Why Your High Deductible Health Insurance Plan Puts You at Risk for Bankruptcy
60% of bankruptcies are related to medical bills and 75% of those filing bankruptcy for medical reasons had health insurance, according to a 2007 Harvard study. If you’re on an Obamacare Bronze or Silver plan, you may be responsible for paying up to $6,850 just to cover your deductible — a situation that can easily trigger a financial crisis if you end up in the emergency room or have to see a doctor when you’re sick. Here’s a closer look at why your high deductible health insurance plan may be putting you at risk for bankruptcy:
Why We Choose High Deductible Plans
The Affordable Care Act (ACA) requires all Americans to have health insurance coverage or pay a penalty — 2.5% of your adjusted gross income or $695 per adult and $347.50 per child under 18, whichever is higher. If you’re living on a tight budget, there’s a good chance you chose an Obamacare Bronze plan because it has the lowest premiums. Bronze plan premiums run anywhere from $257 to $900+, depending on your age. For many Americans, this is the best way to keep healthcare expenses low and avoid the tax penalty.

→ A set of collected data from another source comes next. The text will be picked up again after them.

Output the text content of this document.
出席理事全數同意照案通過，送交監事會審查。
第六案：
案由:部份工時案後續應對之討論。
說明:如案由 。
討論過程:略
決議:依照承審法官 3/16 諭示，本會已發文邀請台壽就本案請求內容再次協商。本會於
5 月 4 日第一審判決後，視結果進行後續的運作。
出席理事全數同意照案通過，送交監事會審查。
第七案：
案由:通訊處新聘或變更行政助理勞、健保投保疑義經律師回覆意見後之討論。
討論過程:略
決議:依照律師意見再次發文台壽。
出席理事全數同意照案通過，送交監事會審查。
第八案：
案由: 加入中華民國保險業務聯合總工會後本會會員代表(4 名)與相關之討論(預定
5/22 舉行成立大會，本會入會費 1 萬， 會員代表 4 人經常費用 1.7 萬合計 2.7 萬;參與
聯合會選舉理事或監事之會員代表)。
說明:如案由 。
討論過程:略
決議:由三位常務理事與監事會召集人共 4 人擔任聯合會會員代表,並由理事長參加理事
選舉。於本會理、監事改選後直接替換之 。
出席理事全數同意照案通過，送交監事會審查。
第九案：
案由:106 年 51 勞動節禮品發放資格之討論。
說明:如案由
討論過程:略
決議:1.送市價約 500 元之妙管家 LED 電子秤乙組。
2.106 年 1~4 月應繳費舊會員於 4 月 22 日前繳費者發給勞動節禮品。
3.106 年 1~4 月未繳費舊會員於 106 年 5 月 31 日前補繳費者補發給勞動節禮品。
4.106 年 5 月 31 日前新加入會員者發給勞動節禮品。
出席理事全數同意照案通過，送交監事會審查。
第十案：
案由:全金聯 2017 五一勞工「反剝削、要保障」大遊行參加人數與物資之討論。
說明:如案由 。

However, Bronze plans also have the highest deductible — more than $13,700 for a family plan. This means you would have to pay thousands of dollars out of pocket before your Obamacare health insurance plan took care of the rest of your bills.
Risk of Medical Bankruptcy
An estimated 38 million households in the United States live paycheck to paycheck, according to statistics from CreditDonkey. In addition, approximately 28% of adults have no savings set aside for emergencies.

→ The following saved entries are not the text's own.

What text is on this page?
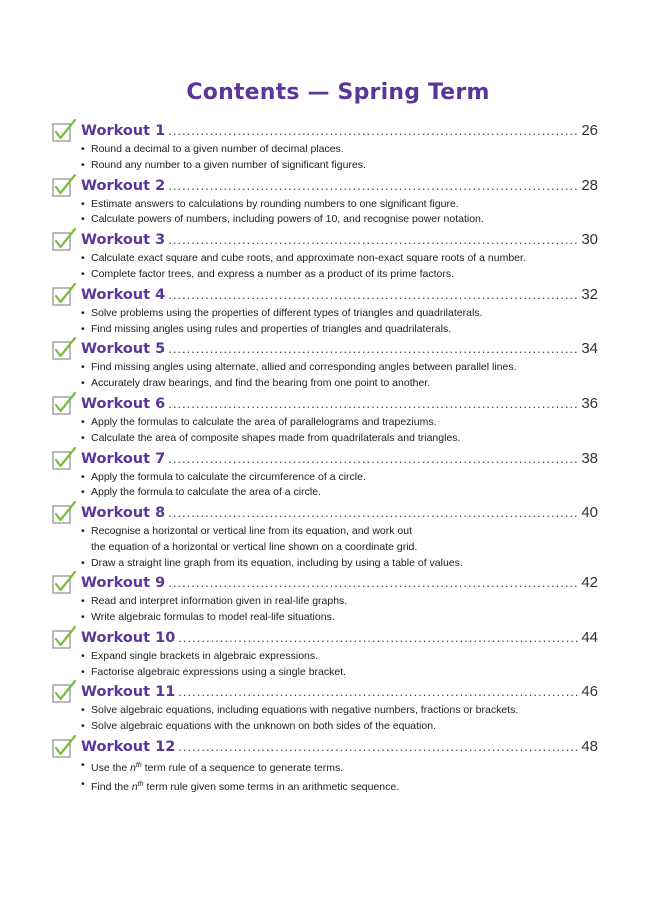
Contents — Spring Term
Workout 1 .....	26
• Round a decimal to a given number of decimal places.
• Round any number to a given number of significant figures.
Workout 2 .....	28
• Estimate answers to calculations by rounding numbers to one significant figure.
• Calculate powers of numbers, including powers of 10, and recognise power notation.
Workout 3 .....	30
• Calculate exact square and cube roots, and approximate non-exact square roots of a number.
• Complete factor trees, and express a number as a product of its prime factors.
Workout 4 .....	32
• Solve problems using the properties of different types of triangles and quadrilaterals.
• Find missing angles using rules and properties of triangles and quadrilaterals.
Workout 5 .....	34
• Find missing angles using alternate, allied and corresponding angles between parallel lines.
• Accurately draw bearings, and find the bearing from one point to another.
Workout 6 .....	36
• Apply the formulas to calculate the area of parallelograms and trapeziums.
• Calculate the area of composite shapes made from quadrilaterals and triangles.
Workout 7 .....	38
• Apply the formula to calculate the circumference of a circle.
• Apply the formula to calculate the area of a circle.
Workout 8 .....	40
• Recognise a horizontal or vertical line from its equation, and work out
the equation of a horizontal or vertical line shown on a coordinate grid.
• Draw a straight line graph from its equation, including by using a table of values.
Workout 9 .....	42
• Read and interpret information given in real-life graphs.
• Write algebraic formulas to model real-life situations.
Workout 10 .....	44
• Expand single brackets in algebraic expressions.
• Factorise algebraic expressions using a single bracket.
Workout 11 .....	46
• Solve algebraic equations, including equations with negative numbers, fractions or brackets.
• Solve algebraic equations with the unknown on both sides of the equation.
Workout 12 .....	48
• Use the $n^{th}$ term rule of a sequence to generate terms.
• Find the $n^{th}$ term rule given some terms in an arithmetic sequence.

If this sounds like you, you run the risk of going into debt when you can’t pay the $13,700 deductible for that family plan. You’ll acquire even more debt when your health insurance fails to cover certain costs. Consider that many costs are only partially covered by certain health insurance plans so you will be responsible for additional expenses when you proceed with treatment. If you don’t have a few thousand dollars in savings to cover your deductible, you would have medical debt as soon as you stepped foot in the hospital — even with full health insurance coverage.
The risk of medical bankruptcy is very real, especially if you have a high-deductible health insurance plan.
Preventing Medical Bankruptcy and Financial Distress
Fortunately, you have options. Even if you have an Obamacare plan, you can explore Medical Cash Benefits Plans that act as a supplement to your health insurance coverage. If you were diagnosed with a serious illness and had a critical illness plan, for example, you would receive a lump sum cash benefit of up to $50,000. You could use that money towards your deductible, to cover travel expenses for family members to come see you and any other costs. In this situation, the cash is yours to spend as you see fit and your regular insurance plan would take care of all of your other expenses after you met your deductible. Having a medical cash benefits plan could shield you from financial disaster and prevent bankruptcy.